Zinc is essential for healthy skin. Zinc is a natural sun screen, protecting chapped lips and skin from the sun's rays. Zinc sulfate is effective in treating some cases of acne. In a water-based solution, zinc sulfate helps remedy cold sores. Zinc also improves healing of wounds, like surgical incisions, burns and other skin irritations. Used as an anti-inflammatory, zinc soothes skin and skin tissue. Poison ivy, sunburn, blisters and gum disease are all improved when treated with zinc. Zinc is even a natural insect repellent. Zinc stimulates the transport of Vitamin A from the liver to the skin, helping to protect body tissue from damage.

Its importance to appetite was first demonstrated in the early 1970s when researchers showed taste disorders responded to zinc supplementation. Since that time, researchers and physicians are finding that zinc is a sustaining factor in abnormal eating behavior.
Several studies have suggested that there may be a correlation of zinc deficiency and pathophysiology of ADHD. Zinc is involved in the production and modulation of melatonin, and therefore is also considered to be a factor in ADHD.
This new double blind and placebo controlled trial shows the Parent and Teacher Rating Scale scores improved with zinc sulfate over a 6-week period.

Many researchers have demonstrated the critical role of zinc (Zn) in diverse physiological processes, such as growth and development, maintenance and priming of the immune system, and tissue repair. Exposure to ionizing total-body radiation suppresses hematopoiesis, resulting in decreased production of blood cells. The aim of the clinical study was to determine the effects of zinc sulfate on early hematopoietic toxicity, caused by total-body irradiation of rats  There was significantly increased white blood cell count, when compared with control group.
It would be worthwhile studying the effect of oral zinc sulfate supplements in radiation-treated cancer patients, in the hope of reducing radiation-induced toxicity.
Zinc has  been found to be comparable to Vitamin C, Vitamin E, and beta-carotene in antioxidant qualities.

The results of a study to investigate a possible effecte of zinc in the treatment of warts indicate that oral zinc sulfate is effective in the treatment of chronic viral warts.
Zinc reduces the body’s ability to utilize the essential mineral copper. (For healthy people, this interference is circumvented by supplementing with copper, along with zinc.) The ability to interfere with copper makes zinc an important therapeutic tool for people with Wilson’s disease.

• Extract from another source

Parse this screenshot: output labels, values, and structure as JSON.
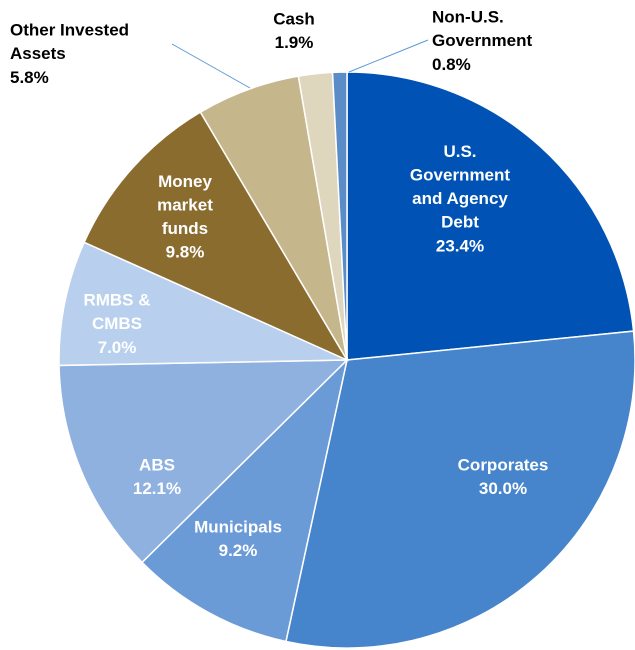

Zinc is an essential mineral for the growth and function of the reproductive organs. The prostate gland in men contains an abundance of zinc.
A deficiency may present the following symptoms: delayed sexual maturation, fatigue, hair loss, and impotence.
Zinc sulfate may have an influence on infertility. If zinc sulfate is administered in combination with folic acid the number of spermatocyts will almost be double. The administration of only either one of the two substances has no result. Probably zinc sulfate promotes the intestinal resorption of folic acid.